14 thoughts on “Breitner’s Girl in a Kimono series together for the first time

  1. Stunning! I especially love the photographs — did the cat make it into any of the paintings? I would have guessed the girl in the photos was younger than 16, though.

  2. Lovely paintings, though no Japanese woman then or now would wear a kimono so loosely or sloppily, nor would she slouch or lie around in one…I realize the aim was art not cultural authenticity, but it is one of my minor pet peeves seeing kimono–which are formalwear that cost thousands of dollars to buy, take an hour or more to put on (after years of training), and in which one must maintain correct posture at all times & even walk and move in certain ways–treated by Westerners as bathrobes. *Sigh*. Still, lovely paintings 🙂

    1. Excellent point beautifully made. These kinds of fashions for the other, the foreign, the exotic usually focus on the aesthetics and pay little attention to the culture behind it. Thank you for that. :thanks:

    1. It is entirely my pleasure. The Rijksmuseum is always very generous with press materials. I wish all institutions were so willing to share properly high resolution images. If it were up to me, every photo would be this huge.

  3. Very interesting. While reading this article, I realized I was actually familiar with both Breitner’s paintings and his photography but had never realized how closely connected those were and I never knew the story of his social involvement.

    Oh, and of course lgb is absolutely right about the huge difference between how kimonos are worn in Japanese tradition and the way they were used in western Japonisme fashion. I think Breitners work just reflects the local (in this case Dutch) view at the time.

    I just keep looking at the pictures though… I am interested in textiles and this is such a study of those as well (I did always wonder about the combination of the kimono and the rug. Those things may all come from east of the Netherlands, I really don’t think they came from the same place)

  4. We have a video tape of it, so we must have liked it for a long time. Positively historical, video tape. To all the intelligent people of good taste who visit this site, I say “watch Topsy-Turvy”: a semi-historical drama that’s also an aesthetic delight.

  5. The witty film Topsy-Turvy has a strong cast of many British character actors recognizable to PBS watchers. The beautiful photography is saturated with color (perhaps I should say ‘colour’). And you can sing along with it.

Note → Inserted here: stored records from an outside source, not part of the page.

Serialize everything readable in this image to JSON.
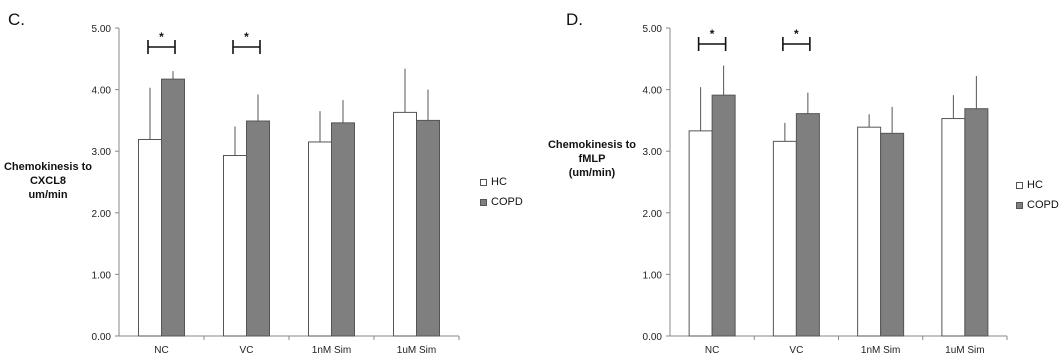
{
  "colors": {
    "hc": "#ffffff",
    "copd": "#7f7f7f",
    "stroke": "#555555",
    "axis": "#888888"
  },
  "chart_data": [
    {
      "type": "bar",
      "panel_label": "C.",
      "ylabel_lines": [
        "Chemokinesis to",
        "CXCL8",
        "um/min"
      ],
      "categories": [
        "NC",
        "VC",
        "1nM Sim",
        "1uM Sim"
      ],
      "ylim": [
        0,
        5
      ],
      "yticks": [
        "0.00",
        "1.00",
        "2.00",
        "3.00",
        "4.00",
        "5.00"
      ],
      "series": [
        {
          "name": "HC",
          "values": [
            3.19,
            2.93,
            3.15,
            3.63
          ],
          "errors": [
            0.84,
            0.47,
            0.5,
            0.71
          ]
        },
        {
          "name": "COPD",
          "values": [
            4.17,
            3.49,
            3.46,
            3.5
          ],
          "errors": [
            0.13,
            0.43,
            0.37,
            0.5
          ]
        }
      ],
      "significance": [
        {
          "category_index": 0,
          "mark": "*"
        },
        {
          "category_index": 1,
          "mark": "*"
        }
      ],
      "legend": [
        "HC",
        "COPD"
      ],
      "legend_position": "right"
    },
    {
      "type": "bar",
      "panel_label": "D.",
      "ylabel_lines": [
        "Chemokinesis to",
        "fMLP",
        "(um/min)"
      ],
      "categories": [
        "NC",
        "VC",
        "1nM Sim",
        "1uM Sim"
      ],
      "ylim": [
        0,
        5
      ],
      "yticks": [
        "0.00",
        "1.00",
        "2.00",
        "3.00",
        "4.00",
        "5.00"
      ],
      "series": [
        {
          "name": "HC",
          "values": [
            3.33,
            3.16,
            3.39,
            3.53
          ],
          "errors": [
            0.71,
            0.3,
            0.21,
            0.38
          ]
        },
        {
          "name": "COPD",
          "values": [
            3.91,
            3.61,
            3.29,
            3.69
          ],
          "errors": [
            0.48,
            0.34,
            0.43,
            0.53
          ]
        }
      ],
      "significance": [
        {
          "category_index": 0,
          "mark": "*"
        },
        {
          "category_index": 1,
          "mark": "*"
        }
      ],
      "legend": [
        "HC",
        "COPD"
      ],
      "legend_position": "right"
    }
  ]
}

    I do prefer the striped moggy photograph. A more true-to-life shot would have kitty asleep on the skirts of the kimono.

  6. The rug is most definitely not Japanese, Japan doesn’t have a rug tradition. I think you are probably right, it’s all “eastern” from the Dutch perspective, but in reality there is no cultural coherence. All cross-cultural art is bound to reflect the artist’s cultural biases, even when attempting to be more documentarian than these are, but I can’t help but think how bizarre and possibly even disrespectful a Japanese viewer would find the use of kimono in such a portrait–I mean, it’s insulting to dirty your rice with soy sauce, much less wear a sloppy kimono…

    Having said that, I too LOVE textiles, esp. Japanese textiles, and the painterly rendering of the kimonos is beautiful.

  7. I just came upon this item on this excellent blog, and I would like to comment upon the ‘proper’ way of wearing a kimono, because although it is true that in Japan, they would not normally have been worn like Breitner shows in his paintings, there are of course many Japanese artworks in which women (and also men) are shown wearing kimono in an ‘informal manner’. This goes especially for erotic woodblock prints, also known as ‘shunga’. In these you will find people wearing the most complicated and formal kinds of kimono in various states of unravelling. Breitner was certainly familiar with these kind of prints, and of course refers to them in the way he represented Geesje in kimono, adding a strong sense of eroticism to his paintings. Another source for this ‘informal way of wearing kimono’, could have been erotic photographs, which were produced in large numbers in the Meiji period in Japan, mostly for foreign travellers. In addition, the Dutch had been wearing kimono as informal (but expensive) house-coats since the 17th century, as is shown in many painted portraits of members of the elite from that period.